This is a review, by William Benzanson, of the first edition of my book: “Quintessence of Dust: The Mystical Meaning of Hamlet”:

http://community.omtimes.com/profiles/blogs/quintessence-of-dust-the-mystical-meaning-of-hamlet

A Review of Kenneth Chan’s book, by William Bezanson


Having wanted to read this book for nearly two years, I found that it had risen to the top of my pile and I finally got to it. I have been interested in Shakespeare’s play Hamlet ever since I first studied it in high school. I re-read it about once every ten years, along with various commentaries and interpretations. But this time, knowing that the author was also a member of a Rosicrucian group to which I belonged, and that his topic involved a mystical view of the play, gave me increased enthusiasm as I approached the play through this relatively new book.

I had never considered a mystical viewpoint when reading Shakespeare’s plays. Of course, I was already familiar with the theory that the Shakespearean plays were written by Francis Bacon, an early Rosicrucian Imperator, and that might have triggered a suspicion of mysticism, but I did not put much credence in that theory.

This is a wonderful book, and it came to me at a wonderful time, in terms of my readiness. The student was ready, so the teacher appeared. The book is best summed up in its Epilogue by Chan himself. I paraphrase his five major summary points about the book here:

  • We need to recognize the mystery world, and to accept our mortality, and to face the profound.
    • We need to stop distracting ourselves from the truth, and to stop superficially beautifying what is rotten inside.
    • Being false to ourselves makes us false to others.
    • We need to examine whether we are mad in persisting with our deceptions.
    • Revenge and judgment of others is wrong and may lead to disaster.

Rather than amplifying on these points, which amplification is done masterfully by Chan in showing how nearly every speech or action in the play builds up one or other of the points, I want to describe how the book had personal meaning for me.

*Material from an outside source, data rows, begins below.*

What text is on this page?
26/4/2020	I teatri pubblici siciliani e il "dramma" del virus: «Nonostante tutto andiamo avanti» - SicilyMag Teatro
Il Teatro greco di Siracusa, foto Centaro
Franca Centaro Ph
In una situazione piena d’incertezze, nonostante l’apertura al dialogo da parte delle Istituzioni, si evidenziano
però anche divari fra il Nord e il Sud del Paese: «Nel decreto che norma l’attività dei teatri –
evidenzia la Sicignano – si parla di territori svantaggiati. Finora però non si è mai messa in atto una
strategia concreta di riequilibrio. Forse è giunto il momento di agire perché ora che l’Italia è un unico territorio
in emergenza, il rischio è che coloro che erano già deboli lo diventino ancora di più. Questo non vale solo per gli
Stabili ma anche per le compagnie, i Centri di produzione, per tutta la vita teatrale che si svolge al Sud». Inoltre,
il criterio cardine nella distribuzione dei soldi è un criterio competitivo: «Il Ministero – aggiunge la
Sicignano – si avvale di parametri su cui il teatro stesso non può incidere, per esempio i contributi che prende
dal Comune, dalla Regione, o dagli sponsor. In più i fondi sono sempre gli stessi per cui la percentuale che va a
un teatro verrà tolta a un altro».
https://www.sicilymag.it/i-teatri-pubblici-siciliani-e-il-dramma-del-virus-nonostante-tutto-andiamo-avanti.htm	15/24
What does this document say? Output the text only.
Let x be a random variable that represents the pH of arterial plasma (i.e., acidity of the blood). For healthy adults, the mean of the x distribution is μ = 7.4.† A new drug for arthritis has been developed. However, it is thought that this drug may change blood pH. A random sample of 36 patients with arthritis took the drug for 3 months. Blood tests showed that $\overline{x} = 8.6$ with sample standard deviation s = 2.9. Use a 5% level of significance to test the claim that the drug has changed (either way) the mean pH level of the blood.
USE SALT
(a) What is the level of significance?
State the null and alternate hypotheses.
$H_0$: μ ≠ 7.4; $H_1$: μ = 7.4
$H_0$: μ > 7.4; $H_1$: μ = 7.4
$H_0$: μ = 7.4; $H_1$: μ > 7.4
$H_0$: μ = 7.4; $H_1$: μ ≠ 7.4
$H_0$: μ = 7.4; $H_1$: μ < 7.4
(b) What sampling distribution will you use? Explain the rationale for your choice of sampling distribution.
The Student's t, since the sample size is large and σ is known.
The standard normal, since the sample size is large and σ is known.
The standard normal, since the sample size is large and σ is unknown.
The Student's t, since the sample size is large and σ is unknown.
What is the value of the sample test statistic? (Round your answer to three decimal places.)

As I neared the end of the book, experiencing delight with each new insight that it gave, I suddenly and unexpectedly had a revelation, a new awareness, that the book was written specifically for me. There was personal meaning in the book for me. So very many other books that I have read provided entertainment, knowledge, challenge, interest, and so on, but not much of a personal nature. I would put them on the shelf, and forget them. But this one was for me.

Now, I hope that I am not so vain as to think that it was Really for only Me, but that every reader could realize that the book had been written for each person who reads it seriously. After all, that’s one of the characteristics of Great Books. So, following that criterion, Chan has written a Great Book.

My insight, which struck me quite vigourously, made me realize that I had not been “facing the profound”, and that I had been “distracting myself from the truth”, and that I had been “mad in persisting with my deceptions”. For years I had been ignoring serious issues, superficially wasting my time, and madly wasting a good deal of my intellect, thoughts, and creativity. I had a very important need to recognize certain “rotten” aspects of my inner life, to bring them out into the open of my conscious mind, to address them, to deal with them, to integrate them, to acknowledge them, to name them, and in doing all of this, to rise above them and to move on beyond them so that they could stop interfering with my evolution and stop holding back my spiritual development.

Chan’s mystical interpretation of the words, scenes, interactions, characters, images, and events in Hamlet struck a chord in me, subtly establishing an attunement among Shakespeare, Chan, and myself to the point that I believe that I underwent a brief initiation in spiritual growth. My intuition had led me to this book and its insights. Now, with this new awareness, if I ignore this new intuition, I would be emulating the real Tragedy that Shakespeare had Hamlet play out for us.

 It would take too long to explain the details of my self-view of my own inner decay, and such details would not be meaningful to others. But for sure they were meaningful to me! Now, after all these decades of being intrigued and attracted by Hamlet, now I have a glimpse of understanding of what the attraction was. I had to read it regularly, to prepare myself to read Chan’s book. Chan had to write his book, to stimulate my, and others’, inner awakening. Shakespeare had to write Hamlet, to be a catalyst for spiritual growth for the large numbers of people who were ready for the alchemical process.

So now my resolution is to honour this amazing insight, and to honour Chan and Shakespeare. My regular meditations and visualizations will include self-honesty and inner work on recognizing the mystery world within me, to overcome my madness, and to stop being false to myself.

I am grateful to a Rosicrucian colleague for drawing my attention to Quintessence of Dust, to Kenneth Chan for writing it, to Shakespeare for writing Hamlet, and to God for influencing all of that to come to be. My only caveat in recommending the book to others is that the reader should be ready for it. The book stimulated an initiation for me. Unknowingly, I had prepared for that initiation over many years. I can’t predict what effect the book will have on other readers. But I hope that describing the personal impact it had on me will encourage others to read the book and to internalize its message.